En el Interbloque Federal, que preside el exintendente de Bolívar Eduardo Bucca, debatieron hasta último momento si participar del encuentro virtual. "No nos excluyeron de la reunión original porque nos pasaron para más tarde, pero hay mucho malestar por la forma en que se manejaron", confió a Letra P un integrante del bloque de Consenso Federal, que encabeza el diputado Alejandro "Topo" Rodríguez, dentro del conglomerado lavagnista que preside Bucca e incluye a los cuatro escaños que responden al gobernador cordobés Juan Schiaretti. En total, el interbloque reúne a 11 voluntades. Entre ellas está Graciela Camaño, la únicaque habló antes del encuentro y utilizó su cuenta de Twitter para manifestar su bronca. Advirtió que "el camino de salida no es el de la encuesta y las acciones tácticas para la gilada".
El mendocino José Luis Ramón, que representa a los ocho diputados del interbloque Unidad y Equidad Federal para el Desarrollo, cargó contra la principal alianza opositora pero no apuntó contra el Gobierno, a pesar de los cambios repentinos. Dijo que "Juntos por el Cambio es irrespetuoso con el resto de la oposición y busca proteger los intereses de las grandes empresas, por eso no quiere dar el debate".
La diputada nacional por Neuquén Alma Sapag, que encabeza el monobloque del Movimiento Popular de su provincia (MPN), consideró en diálogo con Letra P que "hay diputados que se consideran con privilegios especiales y los diputados de partidos provinciales somos considerados por ellos como diputados de segunda". Al igual que el lavagnismo, asistirá al encuentro virtual por una cuestión de "responsabilidad institucional".

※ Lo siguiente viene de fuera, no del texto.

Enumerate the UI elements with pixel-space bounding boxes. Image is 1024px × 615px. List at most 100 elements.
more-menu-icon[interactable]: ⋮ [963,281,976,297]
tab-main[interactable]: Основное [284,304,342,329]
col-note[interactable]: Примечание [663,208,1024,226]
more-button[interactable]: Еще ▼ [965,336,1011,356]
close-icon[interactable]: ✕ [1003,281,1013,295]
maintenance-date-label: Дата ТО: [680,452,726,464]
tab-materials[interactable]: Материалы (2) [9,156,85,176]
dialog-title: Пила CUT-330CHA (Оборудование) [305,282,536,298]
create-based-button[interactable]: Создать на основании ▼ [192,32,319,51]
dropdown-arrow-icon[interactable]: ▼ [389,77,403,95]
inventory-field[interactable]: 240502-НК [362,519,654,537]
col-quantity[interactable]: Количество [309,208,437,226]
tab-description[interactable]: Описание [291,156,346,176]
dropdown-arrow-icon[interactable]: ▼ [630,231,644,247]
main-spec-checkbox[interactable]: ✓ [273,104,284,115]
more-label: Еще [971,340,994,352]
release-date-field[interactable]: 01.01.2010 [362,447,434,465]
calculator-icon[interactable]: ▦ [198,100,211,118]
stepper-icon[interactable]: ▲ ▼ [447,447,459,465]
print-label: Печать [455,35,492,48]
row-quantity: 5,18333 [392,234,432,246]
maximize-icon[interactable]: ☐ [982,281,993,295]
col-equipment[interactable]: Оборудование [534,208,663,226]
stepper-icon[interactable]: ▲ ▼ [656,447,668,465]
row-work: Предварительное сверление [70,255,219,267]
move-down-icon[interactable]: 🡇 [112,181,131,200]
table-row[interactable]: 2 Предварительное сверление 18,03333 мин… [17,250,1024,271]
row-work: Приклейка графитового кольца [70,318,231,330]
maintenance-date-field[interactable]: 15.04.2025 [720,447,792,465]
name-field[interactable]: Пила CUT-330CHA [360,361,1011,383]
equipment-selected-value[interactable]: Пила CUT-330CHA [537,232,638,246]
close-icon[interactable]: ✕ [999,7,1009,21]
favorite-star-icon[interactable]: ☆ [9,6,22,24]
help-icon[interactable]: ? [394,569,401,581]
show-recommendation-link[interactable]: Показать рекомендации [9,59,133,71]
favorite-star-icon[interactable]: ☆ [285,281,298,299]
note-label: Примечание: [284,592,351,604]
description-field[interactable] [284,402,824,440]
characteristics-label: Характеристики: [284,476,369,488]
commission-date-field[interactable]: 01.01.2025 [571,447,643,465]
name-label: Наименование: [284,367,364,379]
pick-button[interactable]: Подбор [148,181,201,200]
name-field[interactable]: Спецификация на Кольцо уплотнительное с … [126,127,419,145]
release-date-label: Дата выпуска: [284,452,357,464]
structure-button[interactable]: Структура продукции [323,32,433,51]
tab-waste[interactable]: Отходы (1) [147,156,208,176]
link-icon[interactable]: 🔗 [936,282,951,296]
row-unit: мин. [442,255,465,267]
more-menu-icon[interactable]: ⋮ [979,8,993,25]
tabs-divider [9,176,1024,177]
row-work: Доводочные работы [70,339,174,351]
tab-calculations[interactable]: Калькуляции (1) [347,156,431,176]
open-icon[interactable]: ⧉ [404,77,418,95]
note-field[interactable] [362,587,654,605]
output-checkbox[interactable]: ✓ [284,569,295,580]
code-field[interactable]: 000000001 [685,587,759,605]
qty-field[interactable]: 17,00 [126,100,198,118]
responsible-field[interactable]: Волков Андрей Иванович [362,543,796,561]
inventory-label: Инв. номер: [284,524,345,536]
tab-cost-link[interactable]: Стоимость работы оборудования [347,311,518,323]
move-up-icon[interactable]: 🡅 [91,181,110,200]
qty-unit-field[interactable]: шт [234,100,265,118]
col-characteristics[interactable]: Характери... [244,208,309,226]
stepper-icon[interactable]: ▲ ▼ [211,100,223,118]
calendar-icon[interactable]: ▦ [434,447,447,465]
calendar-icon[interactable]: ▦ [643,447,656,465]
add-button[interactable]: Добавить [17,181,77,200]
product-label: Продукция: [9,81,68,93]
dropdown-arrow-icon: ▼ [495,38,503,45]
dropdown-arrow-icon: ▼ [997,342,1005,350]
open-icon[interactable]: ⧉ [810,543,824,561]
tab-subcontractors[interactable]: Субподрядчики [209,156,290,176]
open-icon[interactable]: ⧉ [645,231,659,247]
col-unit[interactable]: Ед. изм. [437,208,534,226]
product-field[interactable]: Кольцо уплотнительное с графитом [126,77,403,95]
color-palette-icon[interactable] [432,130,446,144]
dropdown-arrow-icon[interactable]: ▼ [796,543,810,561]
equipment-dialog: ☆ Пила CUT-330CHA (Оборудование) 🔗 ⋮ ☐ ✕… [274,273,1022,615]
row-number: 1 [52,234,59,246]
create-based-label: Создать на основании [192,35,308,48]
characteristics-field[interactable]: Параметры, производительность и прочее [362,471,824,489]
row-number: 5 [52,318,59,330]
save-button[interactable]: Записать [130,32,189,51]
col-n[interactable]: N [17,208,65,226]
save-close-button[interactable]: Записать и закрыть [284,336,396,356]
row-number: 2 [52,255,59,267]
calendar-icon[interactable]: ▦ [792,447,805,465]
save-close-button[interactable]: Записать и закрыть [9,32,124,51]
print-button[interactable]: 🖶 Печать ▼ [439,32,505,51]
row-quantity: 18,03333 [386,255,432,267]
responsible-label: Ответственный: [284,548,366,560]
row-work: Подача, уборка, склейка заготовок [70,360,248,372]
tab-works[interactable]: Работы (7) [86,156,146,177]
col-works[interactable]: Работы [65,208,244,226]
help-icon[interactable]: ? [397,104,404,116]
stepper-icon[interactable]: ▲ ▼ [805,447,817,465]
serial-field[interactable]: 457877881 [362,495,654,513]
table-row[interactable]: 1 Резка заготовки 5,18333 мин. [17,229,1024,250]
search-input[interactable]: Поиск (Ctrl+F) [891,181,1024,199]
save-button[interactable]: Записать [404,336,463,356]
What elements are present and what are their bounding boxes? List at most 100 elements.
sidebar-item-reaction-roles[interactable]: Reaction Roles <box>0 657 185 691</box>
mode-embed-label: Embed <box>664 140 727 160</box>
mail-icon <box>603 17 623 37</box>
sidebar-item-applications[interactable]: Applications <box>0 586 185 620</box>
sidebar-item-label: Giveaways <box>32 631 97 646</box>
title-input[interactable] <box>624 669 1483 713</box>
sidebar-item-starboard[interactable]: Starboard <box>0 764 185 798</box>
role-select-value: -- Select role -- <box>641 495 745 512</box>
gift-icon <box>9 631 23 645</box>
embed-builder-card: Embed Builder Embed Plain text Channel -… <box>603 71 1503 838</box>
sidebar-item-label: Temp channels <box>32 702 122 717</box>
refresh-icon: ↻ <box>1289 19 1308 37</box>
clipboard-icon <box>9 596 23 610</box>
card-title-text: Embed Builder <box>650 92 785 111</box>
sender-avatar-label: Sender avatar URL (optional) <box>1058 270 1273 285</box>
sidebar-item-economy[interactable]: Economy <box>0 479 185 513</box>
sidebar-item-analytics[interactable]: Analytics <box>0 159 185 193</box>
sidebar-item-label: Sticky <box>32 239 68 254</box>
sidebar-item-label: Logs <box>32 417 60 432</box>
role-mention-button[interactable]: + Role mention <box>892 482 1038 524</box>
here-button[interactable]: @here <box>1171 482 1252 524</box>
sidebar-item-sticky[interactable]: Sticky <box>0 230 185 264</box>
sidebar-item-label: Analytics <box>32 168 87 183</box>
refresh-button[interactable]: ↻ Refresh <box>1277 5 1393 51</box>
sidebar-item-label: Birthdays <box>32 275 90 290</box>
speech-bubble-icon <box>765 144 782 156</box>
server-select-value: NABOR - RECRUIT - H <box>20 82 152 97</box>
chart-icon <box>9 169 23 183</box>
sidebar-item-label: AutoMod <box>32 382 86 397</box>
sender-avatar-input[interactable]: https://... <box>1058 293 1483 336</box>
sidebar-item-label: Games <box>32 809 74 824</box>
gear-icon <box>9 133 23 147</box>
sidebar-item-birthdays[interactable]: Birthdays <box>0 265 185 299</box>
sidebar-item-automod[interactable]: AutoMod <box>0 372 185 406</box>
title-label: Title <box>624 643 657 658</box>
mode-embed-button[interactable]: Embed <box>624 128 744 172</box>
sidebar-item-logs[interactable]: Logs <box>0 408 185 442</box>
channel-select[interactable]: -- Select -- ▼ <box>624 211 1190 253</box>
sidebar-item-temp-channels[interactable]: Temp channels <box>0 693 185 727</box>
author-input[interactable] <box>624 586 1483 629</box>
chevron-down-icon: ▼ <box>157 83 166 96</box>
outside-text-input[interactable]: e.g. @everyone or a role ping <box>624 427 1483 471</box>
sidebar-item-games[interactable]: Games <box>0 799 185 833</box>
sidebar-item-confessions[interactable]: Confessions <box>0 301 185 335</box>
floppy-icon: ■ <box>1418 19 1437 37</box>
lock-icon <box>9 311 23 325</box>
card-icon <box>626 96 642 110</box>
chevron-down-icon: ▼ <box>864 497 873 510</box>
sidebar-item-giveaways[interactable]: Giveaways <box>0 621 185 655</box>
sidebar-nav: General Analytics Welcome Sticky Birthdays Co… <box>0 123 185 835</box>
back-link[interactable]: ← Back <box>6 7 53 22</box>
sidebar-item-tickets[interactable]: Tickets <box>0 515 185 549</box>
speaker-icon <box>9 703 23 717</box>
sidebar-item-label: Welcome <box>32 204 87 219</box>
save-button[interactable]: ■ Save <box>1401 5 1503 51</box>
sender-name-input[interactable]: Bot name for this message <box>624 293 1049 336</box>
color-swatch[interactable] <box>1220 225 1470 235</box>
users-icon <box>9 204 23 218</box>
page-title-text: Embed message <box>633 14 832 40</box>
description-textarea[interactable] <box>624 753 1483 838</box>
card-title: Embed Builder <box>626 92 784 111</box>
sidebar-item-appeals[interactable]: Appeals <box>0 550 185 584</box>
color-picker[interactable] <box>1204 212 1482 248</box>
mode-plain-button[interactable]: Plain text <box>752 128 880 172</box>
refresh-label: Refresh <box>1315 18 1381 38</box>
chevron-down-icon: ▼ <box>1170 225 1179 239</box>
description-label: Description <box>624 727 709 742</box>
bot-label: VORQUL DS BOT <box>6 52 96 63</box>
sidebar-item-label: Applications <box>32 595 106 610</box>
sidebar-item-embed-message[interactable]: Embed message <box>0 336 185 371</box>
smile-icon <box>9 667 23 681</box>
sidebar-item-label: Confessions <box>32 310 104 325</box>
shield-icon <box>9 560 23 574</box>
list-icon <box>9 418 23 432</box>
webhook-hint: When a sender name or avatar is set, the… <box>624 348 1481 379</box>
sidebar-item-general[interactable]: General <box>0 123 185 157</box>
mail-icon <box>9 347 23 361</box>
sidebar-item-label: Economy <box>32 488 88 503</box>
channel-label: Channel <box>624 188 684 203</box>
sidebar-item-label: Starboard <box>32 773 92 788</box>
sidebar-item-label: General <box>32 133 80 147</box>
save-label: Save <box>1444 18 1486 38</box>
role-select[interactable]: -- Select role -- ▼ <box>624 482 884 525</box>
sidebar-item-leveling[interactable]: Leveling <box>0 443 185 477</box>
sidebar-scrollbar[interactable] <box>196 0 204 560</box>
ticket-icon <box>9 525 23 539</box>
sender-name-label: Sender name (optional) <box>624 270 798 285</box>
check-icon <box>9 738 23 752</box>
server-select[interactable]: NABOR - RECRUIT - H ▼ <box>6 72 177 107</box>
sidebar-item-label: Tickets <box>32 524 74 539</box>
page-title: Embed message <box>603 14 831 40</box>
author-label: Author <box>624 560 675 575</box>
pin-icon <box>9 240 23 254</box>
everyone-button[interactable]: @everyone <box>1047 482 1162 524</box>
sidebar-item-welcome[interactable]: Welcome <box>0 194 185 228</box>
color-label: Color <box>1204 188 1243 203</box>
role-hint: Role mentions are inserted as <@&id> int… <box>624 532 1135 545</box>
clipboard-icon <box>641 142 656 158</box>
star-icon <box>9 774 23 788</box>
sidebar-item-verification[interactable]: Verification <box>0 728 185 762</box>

Desde el monobloque del Frente de Izquierda y los Trabajadores, la diputada Rominá del Plá lamentó las reuniones en forma separada. Ante las consultas de este portal, opinó que el Presidente cedió a reunirse con Juntos por el Cambio "ante una presión de la derecha para tener una reunión particular donde no salga a la luz, delante de los demás bloques, el nivel de acuerdo estratégico que tienen con el Gobierno con el pago de la deuda externa, el subsidio a las patronales y para que tengan las manos libres para reclamar más privilegios, mientras Fernández retrocede en chancletas con la expropiación de Vicentín y con el impuesto a las grandes riquezas".